University of Arizona Alfie Norville Gem & Mineral Museum

A Posh New Home in Pima County Historic Courthouse 

By Christy Krueger

The University of Arizona’s extensive 103-year-old gem and mineral collection has been literally raised from underground and given a new name and a beautiful downtown Tucson home that’s open to the public.

Thanks to longtime Tucson real estate developer Allan Norville’s initial generous gift and the work of other dedicated people, the UArizona Alfie Norville Gem & Mineral Museum, named in memory of Allan’s late wife, now sits just inside the entrance to the recently renovated Pima County Historic Courthouse.

Eric Fritz, the museum’s director for the past four years, gives much credit to Allan Norville and Pima County Administrator Chuck Huckelberry for bringing the stunning collection from Flandrau Planetarium’s basement to downtown, where many more people will be able to appreciate it.

“I made a presentation to the museum’s advisory board about 10 years ago to move it downtown,” said Norville, a longtime Tucson developer and owner of Gem & Jewelry Exchange, known as GJX, the largest wholesale participant at the Tucson Gem, Mineral & Fossil Showcase. “We wanted to move it because nobody saw it at UA; it was in the basement. With the gem show, more people will see it in one week than 20 years at Flandrau.”

Huckelberry was all for the idea. He stepped up and offered space at the refurbished courthouse. The move took place in July.

While housed at Flandrau, Fritz reported, the museum had 4,000 square feet of space. It is now spread over 12,000 square feet on the first floor of the courthouse and uses another 9,000 square feet on the lower level for classrooms, laboratories and storage. “We have 2,200 specimens on display, but there’s a total of about 20,000 specimens in research, education and display,” he said.

The museum is divided into three major sections, with samples lit up and beautifully displayed in cases lining the walls of several spacious rooms. Lighting in each room is kept low to contrast with the glowing main attractions.

First of the three galleries is Mineral Evolution, which leads visitors through the change of minerals over time. “This follows the theory of there being 50 to 60 minerals when the solar system first formed and now we have 5,600 on Earth alone,” Fritz said. 

Prevalent in this section are meteorites; mineral crystals; fossils, including petrified wood from Arizona and trilobites from around the world; gem crystals, and rock-forming minerals, which are two or more minerals formed together such as granite and crystals. “You can’t help but appreciate the beauty,” Fritz said.

Displayed in the second gallery are minerals from Arizona and Mexico. Here, the emphasis is on turquoise, copper, gold and silver extracted from local mines, including those in Arizona’s Bisbee, Globe and Morenci.

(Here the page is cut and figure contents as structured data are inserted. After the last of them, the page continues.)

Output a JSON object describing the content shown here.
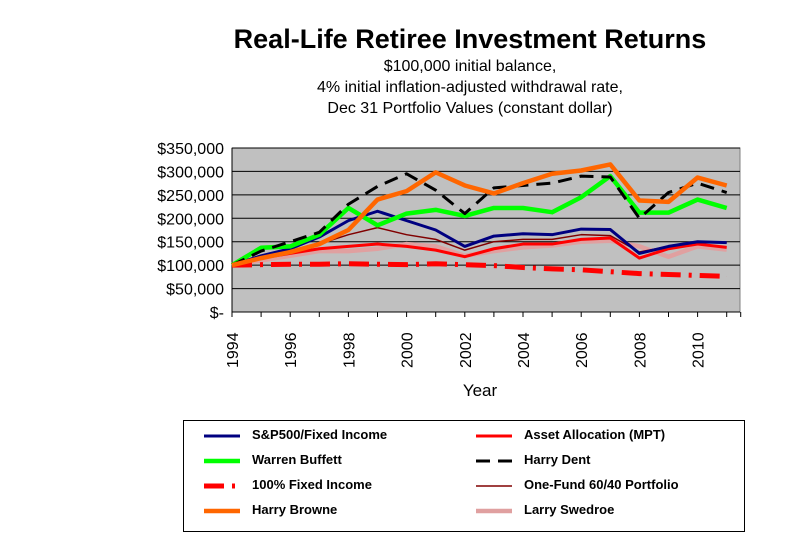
{
  "chart_data": {
    "type": "line",
    "title": "Real-Life Retiree Investment Returns",
    "subtitle": [
      "$100,000 initial balance,",
      "4% initial inflation-adjusted withdrawal rate,",
      "Dec 31 Portfolio Values (constant dollar)"
    ],
    "xlabel": "Year",
    "ylabel": "",
    "x": [
      1994,
      1995,
      1996,
      1997,
      1998,
      1999,
      2000,
      2001,
      2002,
      2003,
      2004,
      2005,
      2006,
      2007,
      2008,
      2009,
      2010,
      2011
    ],
    "xticks": [
      "1994",
      "1996",
      "1998",
      "2000",
      "2002",
      "2004",
      "2006",
      "2008",
      "2010"
    ],
    "yticks": [
      "$-",
      "$50,000",
      "$100,000",
      "$150,000",
      "$200,000",
      "$250,000",
      "$300,000",
      "$350,000"
    ],
    "ylim": [
      0,
      350000
    ],
    "grid": true,
    "plot_background": "#c0c0c0",
    "legend_position": "bottom",
    "series": [
      {
        "name": "S&P500/Fixed Income",
        "color": "#000080",
        "style": "solid",
        "values": [
          100000,
          120000,
          135000,
          160000,
          195000,
          215000,
          195000,
          175000,
          140000,
          162000,
          167000,
          165000,
          177000,
          176000,
          125000,
          140000,
          150000,
          148000
        ]
      },
      {
        "name": "Asset Allocation (MPT)",
        "color": "#ff0000",
        "style": "solid",
        "values": [
          100000,
          115000,
          125000,
          135000,
          140000,
          145000,
          140000,
          132000,
          118000,
          135000,
          145000,
          145000,
          155000,
          158000,
          115000,
          135000,
          145000,
          138000
        ]
      },
      {
        "name": "Warren Buffett",
        "color": "#00ff00",
        "style": "thick",
        "values": [
          100000,
          137000,
          140000,
          165000,
          222000,
          185000,
          210000,
          218000,
          205000,
          222000,
          222000,
          213000,
          245000,
          290000,
          212000,
          212000,
          240000,
          222000
        ]
      },
      {
        "name": "Harry Dent",
        "color": "#000000",
        "style": "dash",
        "values": [
          100000,
          130000,
          150000,
          170000,
          230000,
          268000,
          295000,
          260000,
          210000,
          265000,
          270000,
          275000,
          290000,
          288000,
          200000,
          255000,
          275000,
          255000
        ]
      },
      {
        "name": "100% Fixed Income",
        "color": "#ff0000",
        "style": "dashdot",
        "values": [
          100000,
          101000,
          102000,
          102000,
          103000,
          102000,
          101000,
          103000,
          101000,
          99000,
          95000,
          92000,
          90000,
          86000,
          82000,
          80000,
          78000,
          76000
        ]
      },
      {
        "name": "One-Fund 60/40 Portfolio",
        "color": "#800000",
        "style": "thin",
        "values": [
          100000,
          118000,
          130000,
          145000,
          165000,
          180000,
          165000,
          155000,
          132000,
          150000,
          155000,
          155000,
          165000,
          163000,
          128000,
          140000,
          148000,
          148000
        ]
      },
      {
        "name": "Harry Browne",
        "color": "#ff6600",
        "style": "thick",
        "values": [
          100000,
          115000,
          128000,
          145000,
          175000,
          240000,
          258000,
          298000,
          270000,
          253000,
          275000,
          295000,
          302000,
          315000,
          238000,
          235000,
          287000,
          270000
        ]
      },
      {
        "name": "Larry Swedroe",
        "color": "#e0a0a0",
        "style": "thick",
        "values": [
          100000,
          110000,
          120000,
          130000,
          130000,
          135000,
          145000,
          140000,
          120000,
          130000,
          138000,
          142000,
          150000,
          152000,
          140000,
          118000,
          140000,
          133000
        ]
      }
    ]
  }
}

“Bisbee has beautiful specimens,” Fritz said. “Miners thought they were so pretty, they couldn’t crush them, and snuck them out in lunchboxes.”

The third gallery is titled Gems & Jewelry, with bright and shiny examples of gemstones, gem crystals, precious metals and jewelry. “This room is a favorite with the ladies,” Norville said. The display includes three large pieces of silver, each weighing well over 100 pounds and found with a metal detector in the desert near Globe, Ariz. They’re on indefinite loan to the museum.

About half the display specimens are owned by the museum; the rest are on loan. Included in the latter category is a green garnet from the Smithsonian Institution. This garnet is the largest of its kind and will be returned after the 2022 gem show.

A grand opening will be held Feb. 3. “The main emphasis,” Fritz said, “is that Allan and his family’s gift made it possible to make the move to the courthouse. It was the perfect timing to memorialize Alfie.”

Alfie’s love of gems lead the couple to start GJX, and her passion for the showcase contributed to its growth. “Alfie was the best ambassador, she talked to the dealers and she helped keep the showcase in Tucson when there was talk of it moving,” Norville said. “The family is honored with her name being on it. It’s the right thing because of all she did for the gem show and GJX. We’re proud to have her name on it. And Eric has done so much.”